For those who provide construction labor or materials to a public works project in the state of Nevada, the Little Miller Act ensures that payment will be made. Like every other state’s Little Miller Act, Nevada requires that the prime contractor secures a payment bond for the benefit of their subcontractors, suppliers, and other project participants should a payment issue arise on the project. If a qualifying party isn’t paid for their work, they have the right to make a bond claim to recover their payment.
This post will show you step-by-step how to make a payment bond claim in Nevada, to get the money you’ve earned.
Step 1: Find out if you can make a Nevada payment bond claim
Is a payment bond required on your project?
Under the Nevada Little Miller Act (found in Nevada Revised Statutes §339.015 et. seq.), any publicly funded construction project with a total contract value of $10,000 has a payment bond taken out by the prime contractor. The amount of the bond posted by the prime contractor must be equal to 50% of the total contract price.
Is your work protected under the Nevada Little Miller Act?
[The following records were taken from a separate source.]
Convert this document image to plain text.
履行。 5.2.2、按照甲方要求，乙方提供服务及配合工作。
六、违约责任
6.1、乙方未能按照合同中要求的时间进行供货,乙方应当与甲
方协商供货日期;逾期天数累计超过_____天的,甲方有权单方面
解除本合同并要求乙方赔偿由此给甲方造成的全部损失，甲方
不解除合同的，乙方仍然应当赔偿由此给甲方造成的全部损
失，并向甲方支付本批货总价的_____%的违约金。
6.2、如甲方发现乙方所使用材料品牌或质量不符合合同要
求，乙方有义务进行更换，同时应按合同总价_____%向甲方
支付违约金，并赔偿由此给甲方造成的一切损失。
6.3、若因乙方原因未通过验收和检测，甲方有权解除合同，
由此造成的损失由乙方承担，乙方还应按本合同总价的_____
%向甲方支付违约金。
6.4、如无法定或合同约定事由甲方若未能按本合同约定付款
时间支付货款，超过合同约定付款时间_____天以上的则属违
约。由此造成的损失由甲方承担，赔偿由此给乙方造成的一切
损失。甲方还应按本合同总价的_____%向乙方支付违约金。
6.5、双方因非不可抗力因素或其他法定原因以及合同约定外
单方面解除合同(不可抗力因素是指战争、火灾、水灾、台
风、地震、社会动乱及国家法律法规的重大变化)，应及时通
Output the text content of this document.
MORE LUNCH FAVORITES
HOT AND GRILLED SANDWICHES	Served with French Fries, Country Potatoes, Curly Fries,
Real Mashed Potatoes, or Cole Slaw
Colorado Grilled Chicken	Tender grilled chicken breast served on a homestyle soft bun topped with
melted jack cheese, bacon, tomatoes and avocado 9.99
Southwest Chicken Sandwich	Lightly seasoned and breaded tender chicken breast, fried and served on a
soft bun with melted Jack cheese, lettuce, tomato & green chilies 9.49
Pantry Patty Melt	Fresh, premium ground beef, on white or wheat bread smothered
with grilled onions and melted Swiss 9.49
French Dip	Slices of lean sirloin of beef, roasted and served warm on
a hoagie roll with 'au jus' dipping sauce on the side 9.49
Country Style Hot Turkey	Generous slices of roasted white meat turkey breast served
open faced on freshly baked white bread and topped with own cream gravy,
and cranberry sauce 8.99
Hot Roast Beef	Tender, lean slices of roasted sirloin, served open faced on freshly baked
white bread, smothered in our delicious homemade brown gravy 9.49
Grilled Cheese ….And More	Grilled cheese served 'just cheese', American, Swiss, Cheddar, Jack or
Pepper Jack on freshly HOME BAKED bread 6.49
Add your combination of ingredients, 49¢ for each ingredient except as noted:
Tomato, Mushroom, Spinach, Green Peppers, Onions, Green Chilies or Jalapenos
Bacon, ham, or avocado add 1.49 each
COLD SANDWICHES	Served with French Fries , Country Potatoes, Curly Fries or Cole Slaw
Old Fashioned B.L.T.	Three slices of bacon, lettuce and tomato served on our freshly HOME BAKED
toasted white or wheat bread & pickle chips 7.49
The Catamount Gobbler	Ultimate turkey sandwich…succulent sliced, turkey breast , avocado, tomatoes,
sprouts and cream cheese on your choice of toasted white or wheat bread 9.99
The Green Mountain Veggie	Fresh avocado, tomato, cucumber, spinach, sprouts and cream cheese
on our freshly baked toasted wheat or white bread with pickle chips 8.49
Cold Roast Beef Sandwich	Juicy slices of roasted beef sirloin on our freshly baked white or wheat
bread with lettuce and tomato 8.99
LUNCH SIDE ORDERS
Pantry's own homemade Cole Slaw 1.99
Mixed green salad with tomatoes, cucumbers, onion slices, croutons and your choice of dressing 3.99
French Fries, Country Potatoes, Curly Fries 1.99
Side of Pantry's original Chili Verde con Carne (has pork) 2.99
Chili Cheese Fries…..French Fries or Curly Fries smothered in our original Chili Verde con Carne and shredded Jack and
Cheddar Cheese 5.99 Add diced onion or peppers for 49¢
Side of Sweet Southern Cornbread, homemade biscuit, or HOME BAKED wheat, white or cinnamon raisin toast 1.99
In Nevada, the protected parties include anyone who has a direct contract for over $500 with the bonded contractor, or one of their subcontractors. Translated, that means all first-tier and second-tier subs, material suppliers, equipment lessors, architects, and laborers in the first two tiers can make a bond claim. In addition to that, if the work requires a license, the party must be licensed to make a bond claim.
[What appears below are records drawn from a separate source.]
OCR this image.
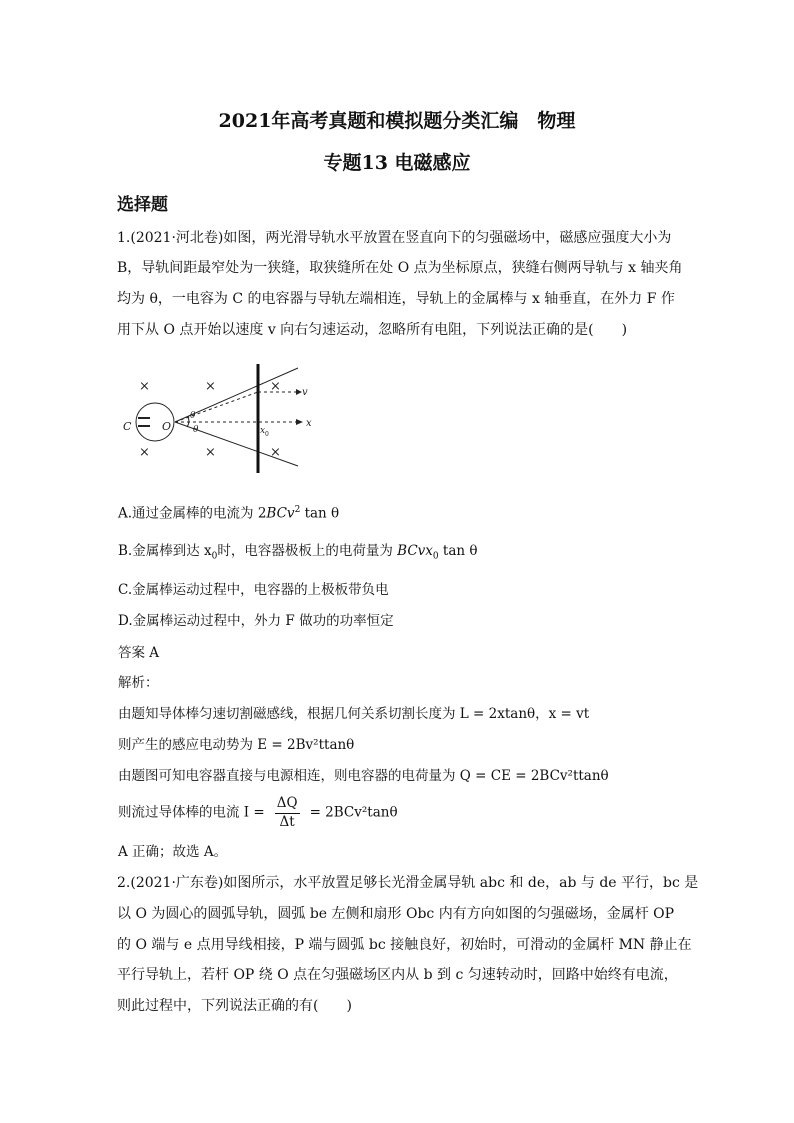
2021年高考真题和模拟题分类汇编　物理
专题13 电磁感应
选择题
1.(2021·河北卷)如图，两光滑导轨水平放置在竖直向下的匀强磁场中，磁感应强度大小为
B，导轨间距最窄处为一狭缝，取狭缝所在处 O 点为坐标原点，狭缝右侧两导轨与 x 轴夹角
均为 θ，一电容为 C 的电容器与导轨左端相连，导轨上的金属棒与 x 轴垂直，在外力 F 作
用下从 O 点开始以速度 v 向右匀速运动，忽略所有电阻，下列说法正确的是(　　)
×	×	×
×	×	×
C	O
θ
θ
v
x
x 0
A.通过金属棒的电流为 2BCv$^2$ tan θ
B.金属棒到达 $x_0$时，电容器极板上的电荷量为 BCvx$_0$ tan θ
C.金属棒运动过程中，电容器的上极板带负电
D.金属棒运动过程中，外力 F 做功的功率恒定
答案 A
解析：
由题知导体棒匀速切割磁感线，根据几何关系切割长度为 L = 2xtanθ，x = vt
则产生的感应电动势为 E = 2Bv²ttanθ
由题图可知电容器直接与电源相连，则电容器的电荷量为 Q = CE = 2BCv²ttanθ
则流过导体棒的电流 $I = \frac{\Delta Q}{\Delta t} = 2BCv^2\tan\theta$
A 正确；故选 A。
2.(2021·广东卷)如图所示，水平放置足够长光滑金属导轨 abc 和 de，ab 与 de 平行，bc 是
以 O 为圆心的圆弧导轨，圆弧 be 左侧和扇形 Obc 内有方向如图的匀强磁场，金属杆 OP
的 O 端与 e 点用导线相接，P 端与圆弧 bc 接触良好，初始时，可滑动的金属杆 MN 静止在
平行导轨上，若杆 OP 绕 O 点在匀强磁场区内从 b 到 c 匀速转动时，回路中始终有电流，
则此过程中，下列说法正确的有(　　)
Step 2: Send a preliminary notice
To have the right to make a Nevada bond claim, the claimant must first provide a preliminary notice. It should provide:
- A description of the labor or materials to be provided
- The name and address of the hiring party
- A description of the property being improved
You must send this written notice to the bonded prime contractor within the first 30 days of first furnishing labor or materials to the project by registered or certified mail.
This notice may be sent late, but it will limit the amount of recovery to the labor or materials provided in the 30 days prior to the notice being sent. Failing to provide this notice will bar the party from making a bond claim.
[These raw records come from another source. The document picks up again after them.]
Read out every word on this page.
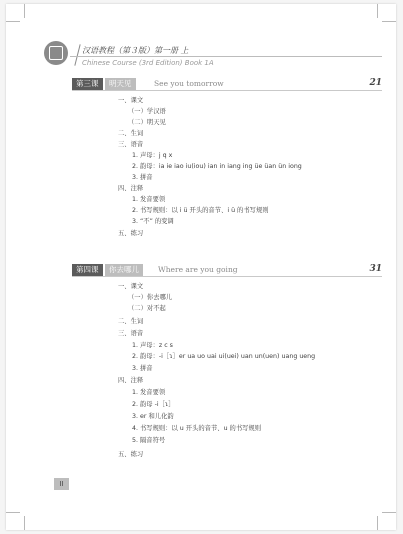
汉语教程（第３版）第一册 上
Chinese Course (3rd Edition) Book 1A
第三课	明天见	See you tomorrow	21
一、课文
（一）学汉语
（二）明天见
二、生词
三、语音
1. 声母：j q x
2. 韵母：ia ie iao iu(iou) ian in iang ing üe üan ün iong
3. 拼音
四、注释
1. 发音要领
2. 书写规则：以 i ü 开头的音节、i ü 的书写规则
3. “不” 的变调
五、练习
第四课	你去哪儿	Where are you going	31
一、课文
（一）你去哪儿
（二）对不起
二、生词
三、语音
1. 声母：z c s
2. 韵母：-i［ɿ］er ua uo uai ui(uei) uan un(uen) uang ueng
3. 拼音
四、注释
1. 发音要领
2. 韵母 -i［ɿ］
3. er 和儿化韵
4. 书写规则：以 u 开头的音节、u 的书写规则
5. 隔音符号
五、练习
II
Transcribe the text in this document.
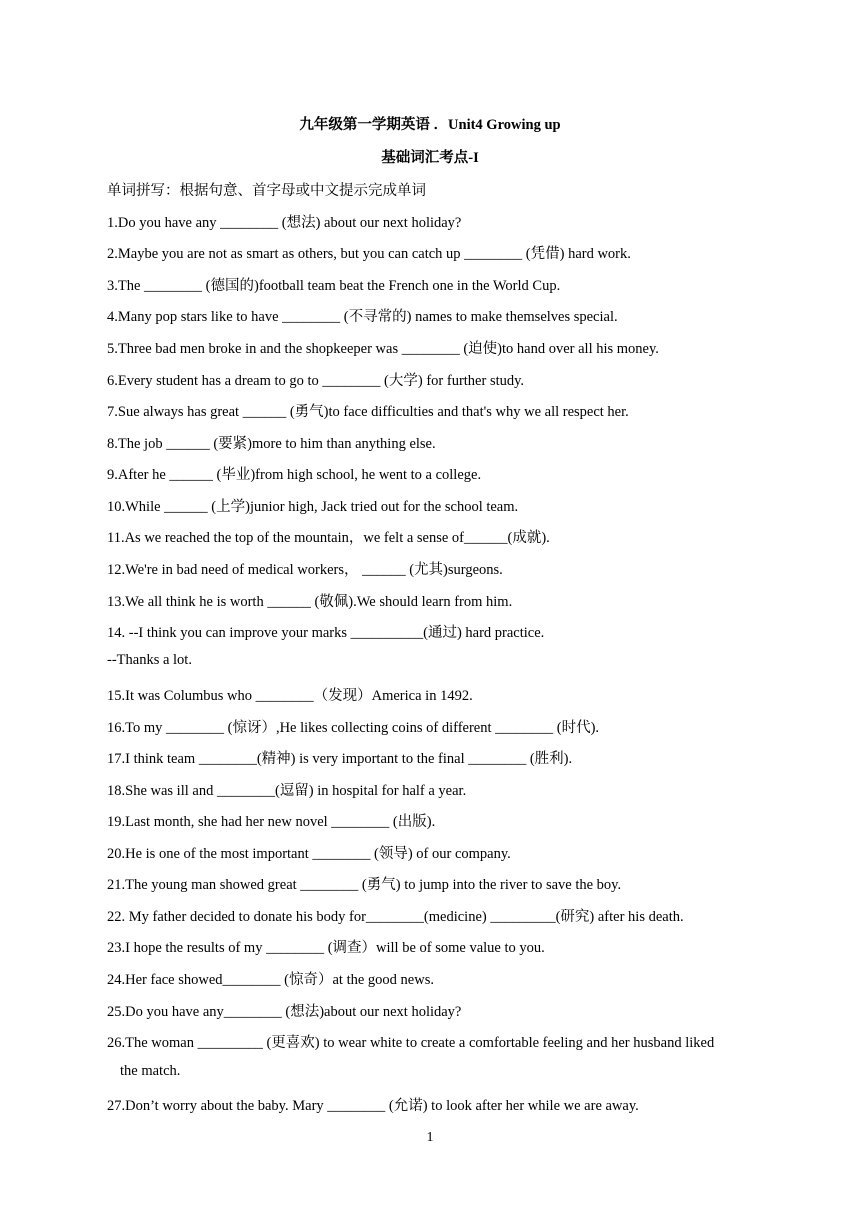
九年级第一学期英语 ．Unit4 Growing up
基础词汇考点-I
单词拼写：根据句意、首字母或中文提示完成单词
1.Do you have any ________ (想法) about our next holiday?
2.Maybe you are not as smart as others, but you can catch up ________ (凭借) hard work.
3.The ________ (德国的)football team beat the French one in the World Cup.
4.Many pop stars like to have ________ (不寻常的) names to make themselves special.
5.Three bad men broke in and the shopkeeper was ________ (迫使)to hand over all his money.
6.Every student has a dream to go to ________ (大学) for further study.
7.Sue always has great ______ (勇气)to face difficulties and that's why we all respect her.
8.The job ______ (要紧)more to him than anything else.
9.After he ______ (毕业)from high school, he went to a college.
10.While ______ (上学)junior high, Jack tried out for the school team.
11.As we reached the top of the mountain，we felt a sense of______(成就).
12.We're in bad need of medical workers， ______ (尤其)surgeons.
13.We all think he is worth ______ (敬佩).We should learn from him.
14. --I think you can improve your marks __________(通过) hard practice.
--Thanks a lot.
15.It was Columbus who ________（发现）America in 1492.
16.To my ________ (惊讶）,He likes collecting coins of different ________ (时代).
17.I think team ________(精神) is very important to the final ________ (胜利).
18.She was ill and ________(逗留) in hospital for half a year.
19.Last month, she had her new novel ________ (出版).
20.He is one of the most important ________ (领导) of our company.
21.The young man showed great ________ (勇气) to jump into the river to save the boy.
22. My father decided to donate his body for________(medicine) _________(研究) after his death.
23.I hope the results of my ________ (调查）will be of some value to you.
24.Her face showed________ (惊奇）at the good news.
25.Do you have any________ (想法)about our next holiday?
26.The woman _________ (更喜欢) to wear white to create a comfortable feeling and her husband liked
the match.
27.Don’t worry about the baby. Mary ________ (允诺) to look after her while we are away.
1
Step 3: Sending a notice of intent
If you do experience slow or non-payment, it may be time to make a bond claim. However, there’s one more thing a claimant can do before making your bond claim. This isn’t necessarily a required step, but this can be an effective way to try and elicit payment before enforcing your bond claim in court. Go ahead and send a Notice of Intent to Make a Bond Claim to both the surety company and the contractor who posted the bond.
Consider this a final warning shot. This notice should state that if payment isn’t made within x amount of days, you are willing to make a claim against the payment bond. This is typically effective to induce payment, since surety companies and contractors alike want to avoid having claims against their bonds at all costs.
Step 4: Make your Nevada bond claim
Who do I need to send the bond claim to?
The only party required by Nevada statute to receive a bond claim is the general contractor who took out the bond on the project. It should be sent to the contractor’s office or personal residence. However, the more people “up-chain” who receive a copy of the bond claim the better. Particularly the surety company, as this will help speed up the process to recover payment.
When do I need to send the bond claim?
To successfully make a payment bond claim, it should be made within 90 days from the last date the claimant furnished labor or materials to the project. The claim should be sent by registered or certified mail. Note, there is one exception to this rule. Anyone working on highway construction projects must send their claim to the Dept. of Transportation within 30 days of final acceptance of the contract.
What do I need to include in the bond claim?
There is no specific format or extensive requirements to make a valid bond claim. The only information specifically required is:
- The amount due under the bond claim
- The name of the person who hired you on the project
But there’s no harm in adding any additional information that may prove helpful. This could include identifying the project or property, and a description of the labor and materials provided to the project.
Another special note for highway construction projects. In addition to the information required above, the bond claim should also include a statement that the claim has yet to be paid, and should be notarized as well.
What’s next? Take these 4 steps after making a bond claim.
If you’ve followed these steps, then congratulations! You’ve successfully made a Nevada bond claim. This is typically enough to get your payment problem the attention it deserves. If the claim alone doesn’t pressure the hiring party to make a payment, you may need to take additional action.
Step 5: Enforce your Nevada bond claim
Hopefully, it hasn’t come to this. But, unfortunately, this is sometimes necessary to get what you’ve earned. The deadline to enforce a payment bond claim in Nevada is 1 year from the last date the claimant furnished labor or materials to the project. If you miss this deadline, then your bond claim will expire, and no longer be enforceable.
So, if that one-year deadline is steadily approaching without a response or payment plan, it may be time to enforce your bond claim. Keep in mind, that this is a full lawsuit. This will cost both time and money to enforce your claim. Before proceeding with this step, we recommend contacting a local construction attorney to help guide you through this process.